Vulnerability to heart disease can be projected before symptoms occur, Mayo Clinic discovered in preclinical research. This proof-of-concept study revealed that heart muscle changes indicate who is vulnerable to disease later in life. These changes can be detected from blood samples through comprehensive protein and metabolite profiling. This exploratory mapping, conducted in the Marriott Family Comprehensive Cardiac Regenerative Program within Mayo Clinic's Center for Regenerative Medicine, is published in Scientific Reports.
"The team implemented state-of-the-art technologies to predict who is vulnerable and who is protected from heart disease," says Andre Terzic, M.D., Ph.D., a Mayo Clinic cardiologist and the senior author. "In this era of post-genomic medicine, the acquired foundational knowledge provides guidance for development of curative solutions targeted to correct the disease-causing maladaptation." Dr.

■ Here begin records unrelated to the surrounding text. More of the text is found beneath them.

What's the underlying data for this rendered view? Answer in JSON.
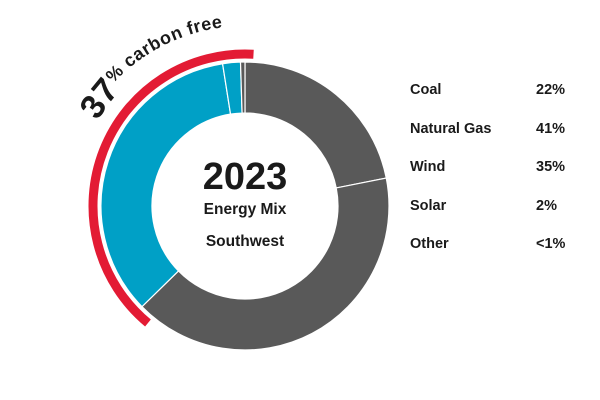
{
  "chart_data": {
    "type": "pie",
    "title": "2023",
    "subtitle_lines": [
      "Energy  Mix",
      "Southwest"
    ],
    "categories": [
      "Coal",
      "Natural Gas",
      "Wind",
      "Solar",
      "Other"
    ],
    "values": [
      22,
      41,
      35,
      2,
      0.5
    ],
    "value_labels": [
      "22%",
      "41%",
      "35%",
      "2%",
      "<1%"
    ],
    "colors": [
      "#595959",
      "#595959",
      "#00a0c6",
      "#00a0c6",
      "#595959"
    ],
    "highlight_arc": {
      "label_number": "37",
      "label_text": "% carbon free",
      "color": "#e31b34",
      "covers": [
        "Wind",
        "Solar"
      ]
    },
    "legend_position": "right",
    "donut": true
  }
}
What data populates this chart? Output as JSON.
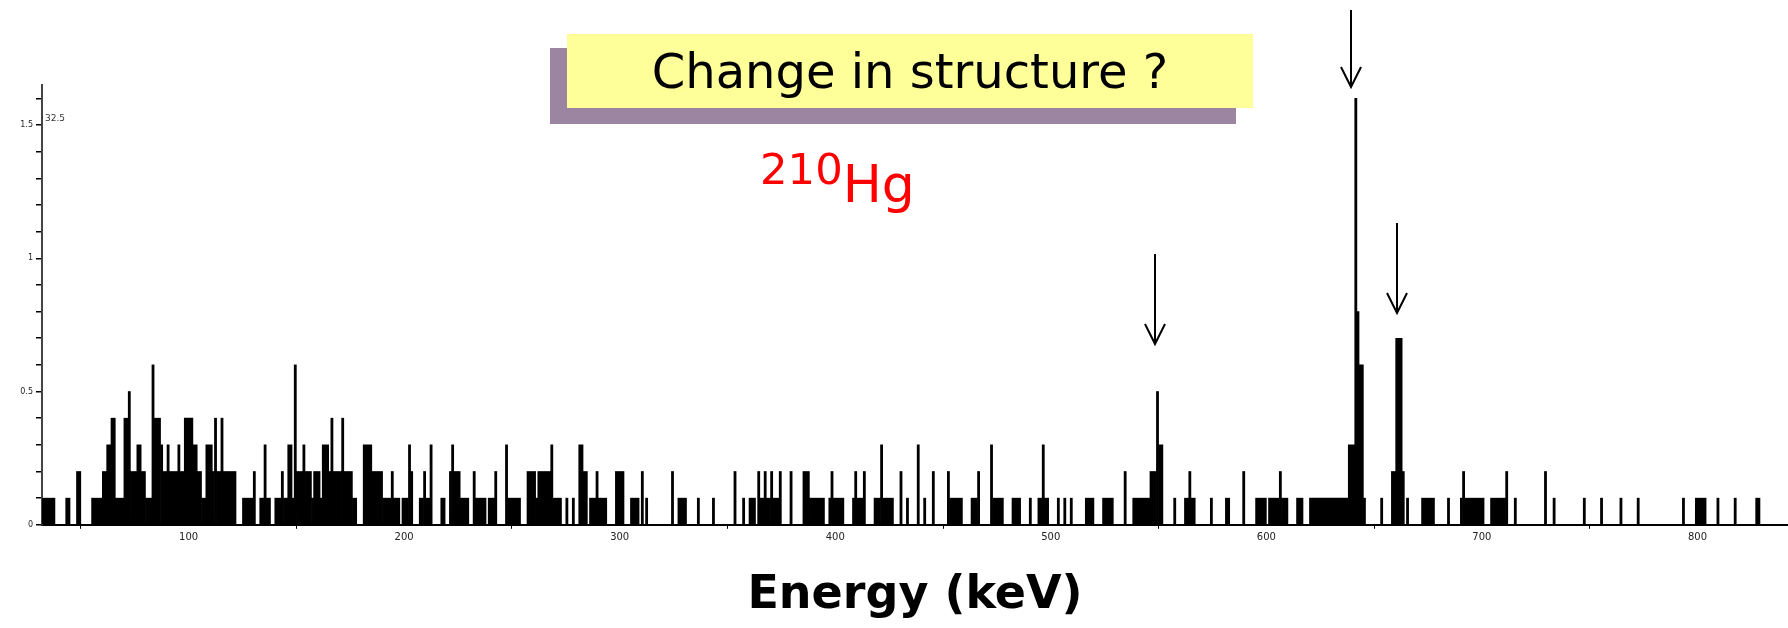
{
  "chart_data": {
    "type": "histogram",
    "title": "Change in structure ?",
    "xlabel": "Energy (keV)",
    "annotations": [
      "$^{210}$Hg",
      "32.5"
    ],
    "bins": [
      32,
      38,
      43,
      45,
      48,
      50,
      55,
      60,
      62,
      64,
      66,
      70,
      72,
      73,
      76,
      78,
      80,
      83,
      84,
      87,
      88,
      90,
      91,
      95,
      96,
      98,
      102,
      104,
      106,
      108,
      111,
      112,
      113,
      115,
      116,
      122,
      125,
      130,
      131,
      133,
      135,
      136,
      138,
      140,
      143,
      144,
      146,
      148,
      149,
      150,
      153,
      154,
      157,
      158,
      161,
      162,
      165,
      166,
      167,
      171,
      172,
      176,
      178,
      181,
      185,
      190,
      194,
      195,
      198,
      199,
      202,
      203,
      204,
      207,
      209,
      210,
      212,
      213,
      217,
      219,
      221,
      222,
      223,
      226,
      230,
      232,
      233,
      238,
      239,
      242,
      243,
      247,
      248,
      254,
      257,
      261,
      262,
      268,
      269,
      273,
      275,
      276,
      278,
      279,
      281,
      283,
      285,
      286,
      289,
      290,
      294,
      298,
      302,
      305,
      309,
      310,
      311,
      312,
      313,
      324,
      325,
      327,
      331,
      336,
      337,
      343,
      344,
      353,
      354,
      357,
      358,
      360,
      363,
      364,
      365,
      367,
      368,
      370,
      371,
      374,
      375,
      379,
      380,
      385,
      388,
      395,
      397,
      398,
      399,
      404,
      408,
      409,
      410,
      413,
      414,
      418,
      421,
      422,
      427,
      430,
      431,
      433,
      434,
      438,
      439,
      441,
      442,
      445,
      446,
      452,
      453,
      459,
      463,
      466,
      467,
      472,
      473,
      478,
      482,
      486,
      490,
      491,
      494,
      496,
      497,
      499,
      503,
      504,
      506,
      507,
      509,
      510,
      516,
      520,
      524,
      529,
      534,
      535,
      538,
      546,
      549,
      550,
      552,
      557,
      558,
      562,
      564,
      565,
      567,
      574,
      575,
      581,
      583,
      589,
      590,
      595,
      600,
      601,
      606,
      607,
      610,
      614,
      617,
      620,
      638,
      641,
      642,
      643,
      645,
      646,
      653,
      654,
      658,
      660,
      663,
      664,
      665,
      666,
      672,
      678,
      684,
      685,
      690,
      691,
      692,
      701,
      704,
      711,
      712,
      715,
      716,
      729,
      730,
      733,
      734,
      747,
      748,
      755,
      756,
      764,
      765,
      772,
      773,
      793,
      794,
      799,
      804,
      809,
      810,
      817,
      818,
      827,
      829,
      842
    ],
    "values": [
      0.1,
      0,
      0.1,
      0,
      0.2,
      0,
      0.1,
      0.2,
      0.3,
      0.4,
      0.1,
      0.4,
      0.5,
      0.2,
      0.3,
      0.2,
      0.1,
      0.6,
      0.4,
      0.3,
      0.2,
      0.3,
      0.2,
      0.3,
      0.2,
      0.4,
      0.3,
      0.2,
      0.1,
      0.3,
      0.2,
      0.4,
      0.2,
      0.4,
      0.2,
      0,
      0.1,
      0.2,
      0,
      0.1,
      0.3,
      0.1,
      0,
      0.1,
      0.2,
      0.1,
      0.3,
      0.1,
      0.6,
      0.2,
      0.3,
      0.2,
      0.1,
      0.2,
      0.1,
      0.3,
      0.2,
      0.4,
      0.2,
      0.4,
      0.2,
      0.1,
      0,
      0.3,
      0.2,
      0.1,
      0.2,
      0.1,
      0,
      0.1,
      0.3,
      0.2,
      0,
      0.1,
      0.2,
      0.1,
      0.3,
      0,
      0.1,
      0,
      0.2,
      0.3,
      0.2,
      0.1,
      0,
      0.2,
      0.1,
      0,
      0.1,
      0.2,
      0,
      0.3,
      0.1,
      0,
      0.2,
      0.1,
      0.2,
      0.3,
      0.1,
      0,
      0.1,
      0,
      0.1,
      0,
      0.3,
      0.2,
      0,
      0.1,
      0.2,
      0.1,
      0,
      0.2,
      0,
      0.1,
      0,
      0.2,
      0,
      0.1,
      0,
      0.2,
      0,
      0.1,
      0,
      0.1,
      0,
      0.1,
      0,
      0.2,
      0,
      0.1,
      0,
      0.1,
      0,
      0.2,
      0.1,
      0.2,
      0.1,
      0.2,
      0.1,
      0.2,
      0,
      0.2,
      0,
      0.2,
      0.1,
      0,
      0.1,
      0.2,
      0.1,
      0,
      0.1,
      0.2,
      0.1,
      0.2,
      0,
      0.1,
      0.3,
      0.1,
      0,
      0.2,
      0,
      0.1,
      0,
      0.3,
      0,
      0.1,
      0,
      0.2,
      0,
      0.2,
      0.1,
      0,
      0.1,
      0.2,
      0,
      0.3,
      0.1,
      0,
      0.1,
      0,
      0.1,
      0,
      0.1,
      0.3,
      0.1,
      0,
      0.1,
      0,
      0.1,
      0,
      0.1,
      0,
      0.1,
      0,
      0.1,
      0,
      0.2,
      0,
      0.1,
      0.2,
      0.5,
      0.3,
      0,
      0.1,
      0,
      0.1,
      0.2,
      0.1,
      0,
      0.1,
      0,
      0.1,
      0,
      0.2,
      0,
      0.1,
      0,
      0.1,
      0.2,
      0.1,
      0,
      0.1,
      0,
      0.1,
      0.3,
      1.6,
      0.8,
      0.6,
      0.1,
      0,
      0.1,
      0,
      0.2,
      0.7,
      0.2,
      0,
      0.1,
      0,
      0.1,
      0,
      0.1,
      0,
      0.1,
      0.2,
      0.1,
      0,
      0.1,
      0.2,
      0,
      0.1,
      0,
      0.2,
      0,
      0.1,
      0,
      0.1,
      0,
      0.1,
      0,
      0.1,
      0,
      0.1,
      0,
      0.1,
      0,
      0.1,
      0,
      0.1,
      0,
      0.1,
      0,
      0.1,
      0
    ],
    "color": "#000000",
    "xlim": [
      32,
      842
    ],
    "xticks": [
      100,
      200,
      300,
      400,
      500,
      600,
      700,
      800
    ],
    "ylim": [
      0,
      1.65
    ],
    "yticks": [
      0,
      {
        "value": 0.1,
        "label": null
      },
      {
        "value": 0.2,
        "label": null
      },
      {
        "value": 0.3,
        "label": null
      },
      {
        "value": 0.4,
        "label": null
      },
      0.5,
      {
        "value": 0.6,
        "label": null
      },
      {
        "value": 0.7,
        "label": null
      },
      {
        "value": 0.8,
        "label": null
      },
      {
        "value": 0.9,
        "label": null
      },
      1,
      {
        "value": 1.1,
        "label": null
      },
      {
        "value": 1.2,
        "label": null
      },
      {
        "value": 1.3,
        "label": null
      },
      {
        "value": 1.4,
        "label": null
      },
      1.5,
      {
        "value": 1.6,
        "label": null
      }
    ],
    "grid": false,
    "legend": false
  }
}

Terzic is the Marriott Family Director, Comprehensive Cardiac Regenerative Medicine, for the Center for Regenerative Medicine and the Marriott Family Professor of Cardiovascular Research.
Heart disease is a leading killer in the U.S., responsible for 1 of every 4 deaths, according to the Centers for Disease Control and Prevention. Predicting and intervening early in heart disease are health care priorities aimed at improving survival and quality of life while reducing health care costs.

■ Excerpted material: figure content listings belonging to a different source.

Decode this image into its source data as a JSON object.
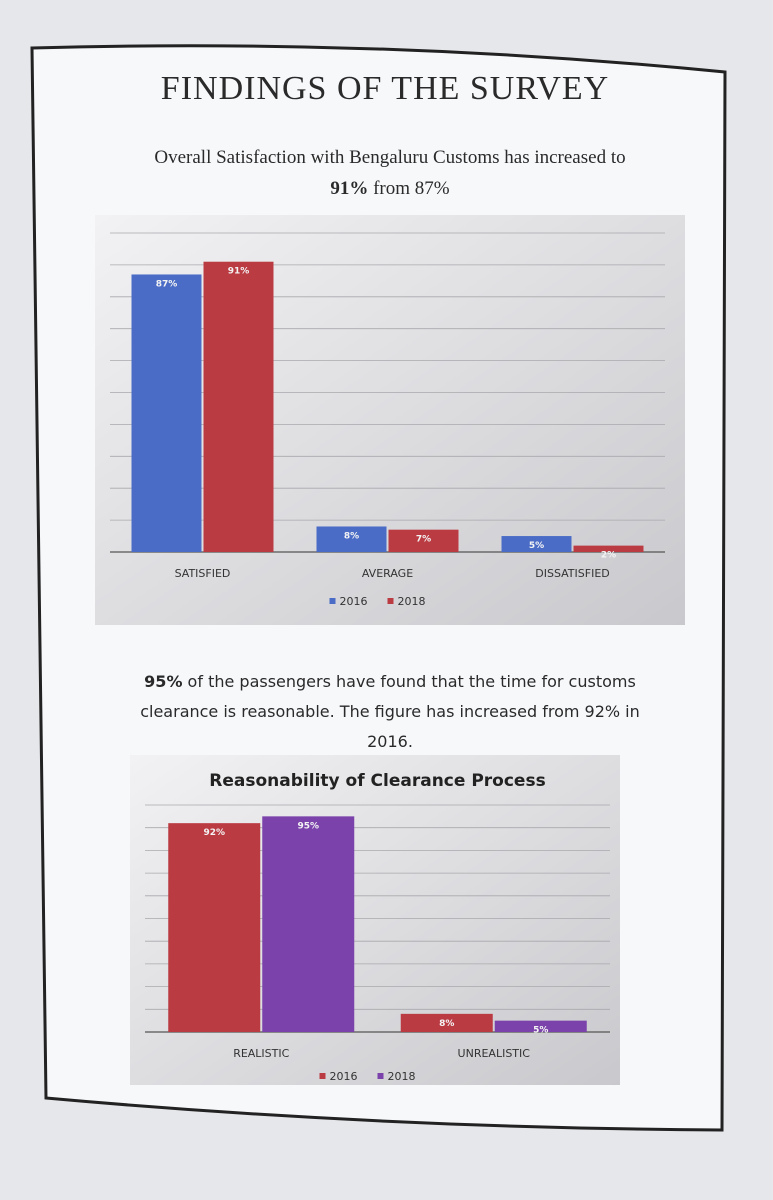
{
  "title": "FINDINGS OF THE SURVEY",
  "intro": [
    "Overall Satisfaction with Bengaluru Customs has increased to ",
    "91%",
    " from  87%"
  ],
  "note": [
    "95%",
    " of the passengers have found  that the time for customs clearance is reasonable. The figure has increased from 92% in 2016."
  ],
  "chart_data": [
    {
      "type": "bar",
      "categories": [
        "SATISFIED",
        "AVERAGE",
        "DISSATISFIED"
      ],
      "series": [
        {
          "name": "2016",
          "color": "#4a6cc6",
          "values": [
            87,
            8,
            5
          ],
          "value_labels": [
            "87%",
            "8%",
            "5%"
          ]
        },
        {
          "name": "2018",
          "color": "#bb3b43",
          "values": [
            91,
            7,
            2
          ],
          "value_labels": [
            "91%",
            "7%",
            "2%"
          ]
        }
      ],
      "ylim": [
        0,
        100
      ],
      "yticks": [
        0,
        10,
        20,
        30,
        40,
        50,
        60,
        70,
        80,
        90,
        100
      ],
      "show_tick_labels": false,
      "grid": true,
      "legend": "bottom"
    },
    {
      "type": "bar",
      "title": "Reasonability of Clearance Process",
      "categories": [
        "REALISTIC",
        "UNREALISTIC"
      ],
      "series": [
        {
          "name": "2016",
          "color": "#bb3b43",
          "values": [
            92,
            8
          ],
          "value_labels": [
            "92%",
            "8%"
          ]
        },
        {
          "name": "2018",
          "color": "#7b42ab",
          "values": [
            95,
            5
          ],
          "value_labels": [
            "95%",
            "5%"
          ]
        }
      ],
      "ylim": [
        0,
        100
      ],
      "yticks": [
        0,
        10,
        20,
        30,
        40,
        50,
        60,
        70,
        80,
        90,
        100
      ],
      "show_tick_labels": false,
      "grid": true,
      "legend": "bottom"
    }
  ]
}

To address unmet needs of patients with chronic conditions such as heart disease, Mayo Clinic has invested in regenerative medicine and individualized medicine, transformative emerging fields in modern health care. Regenerative medicine seeks to restore the form and function of a failing or diseased organ, with individualized medicine tailoring care to a person's makeup. Mayo Clinic's Center for Regenerative Medicine is prioritizing clinical-grade biotherapeutics, targeting diseases with no cure.

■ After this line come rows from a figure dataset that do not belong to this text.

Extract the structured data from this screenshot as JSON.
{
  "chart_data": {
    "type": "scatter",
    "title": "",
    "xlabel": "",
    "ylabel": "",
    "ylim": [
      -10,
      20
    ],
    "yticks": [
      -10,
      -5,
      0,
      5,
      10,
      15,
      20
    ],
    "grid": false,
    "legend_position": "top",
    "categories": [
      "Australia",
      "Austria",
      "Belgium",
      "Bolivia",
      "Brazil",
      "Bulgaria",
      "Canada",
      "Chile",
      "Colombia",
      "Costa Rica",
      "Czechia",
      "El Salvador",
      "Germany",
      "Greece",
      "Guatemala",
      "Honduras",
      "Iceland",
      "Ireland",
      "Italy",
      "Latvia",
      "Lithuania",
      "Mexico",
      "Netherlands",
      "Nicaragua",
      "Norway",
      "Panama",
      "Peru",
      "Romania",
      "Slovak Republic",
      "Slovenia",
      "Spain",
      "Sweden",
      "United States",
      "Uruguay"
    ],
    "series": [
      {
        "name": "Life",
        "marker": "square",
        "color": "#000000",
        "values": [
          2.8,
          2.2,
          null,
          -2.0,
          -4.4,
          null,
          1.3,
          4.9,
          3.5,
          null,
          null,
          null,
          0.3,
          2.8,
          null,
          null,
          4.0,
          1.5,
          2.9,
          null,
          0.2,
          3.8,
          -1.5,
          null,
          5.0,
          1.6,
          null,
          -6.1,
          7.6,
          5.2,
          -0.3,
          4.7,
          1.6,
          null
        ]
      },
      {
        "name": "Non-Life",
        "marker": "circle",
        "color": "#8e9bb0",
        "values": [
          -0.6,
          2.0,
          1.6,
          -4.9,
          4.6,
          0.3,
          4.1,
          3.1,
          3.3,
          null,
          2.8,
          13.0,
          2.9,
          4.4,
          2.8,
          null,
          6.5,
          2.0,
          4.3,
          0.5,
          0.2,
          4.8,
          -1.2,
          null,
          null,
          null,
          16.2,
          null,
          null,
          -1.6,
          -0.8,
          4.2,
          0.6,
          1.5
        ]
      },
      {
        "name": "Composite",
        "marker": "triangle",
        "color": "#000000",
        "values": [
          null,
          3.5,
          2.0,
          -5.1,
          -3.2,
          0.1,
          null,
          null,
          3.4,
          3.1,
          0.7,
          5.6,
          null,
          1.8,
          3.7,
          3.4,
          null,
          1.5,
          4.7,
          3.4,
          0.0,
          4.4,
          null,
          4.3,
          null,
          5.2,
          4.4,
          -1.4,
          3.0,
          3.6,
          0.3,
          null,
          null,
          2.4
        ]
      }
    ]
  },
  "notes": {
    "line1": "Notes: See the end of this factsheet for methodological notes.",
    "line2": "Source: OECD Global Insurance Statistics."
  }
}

The research team mapped the molecular composition of hearts and discovered that in young adults, despite absence of any overt cardiac malfunction, deficiency in KATP channels — innate safeguards of cardiac cell well-being under stress load — triggered heart tissue alterations that predict increased disease susceptibility.
"We found that KATP channel deficit reorganizes the molecular identity of the heart. Notably, salient changes were also evident in blood, suggesting that heart vulnerability may be detected with a blood test, avoiding the need for invasive tissue biopsy," says D. Kent Arrell, Ph.D., first author. "Blood biomarkers could inform targeted biotherapeutic interventions for individuals deficient in natural cardiac protective capability."
The team took a multiomics, high-tech systems approach to map the multiplicity of molecular changes. Going beyond the genome, thousands of distinct proteins and metabolites were deciphered, drawing a molecular atlas of cardioprotective deficiency.
"This proactive approach prior to disease onset offers an opportunity to maximize the success of future biotherapies aimed at addressing life-threatening conditions by correcting pinpointed deficits early in life that can be tailored for each individual," says Satsuki Yamada, M.D., Ph.D., a cardiologist and member of the study team.
Future clinical studies will be needed to translate these findings and ultimately advance diagnostics capable of predicting the risk of heart disease.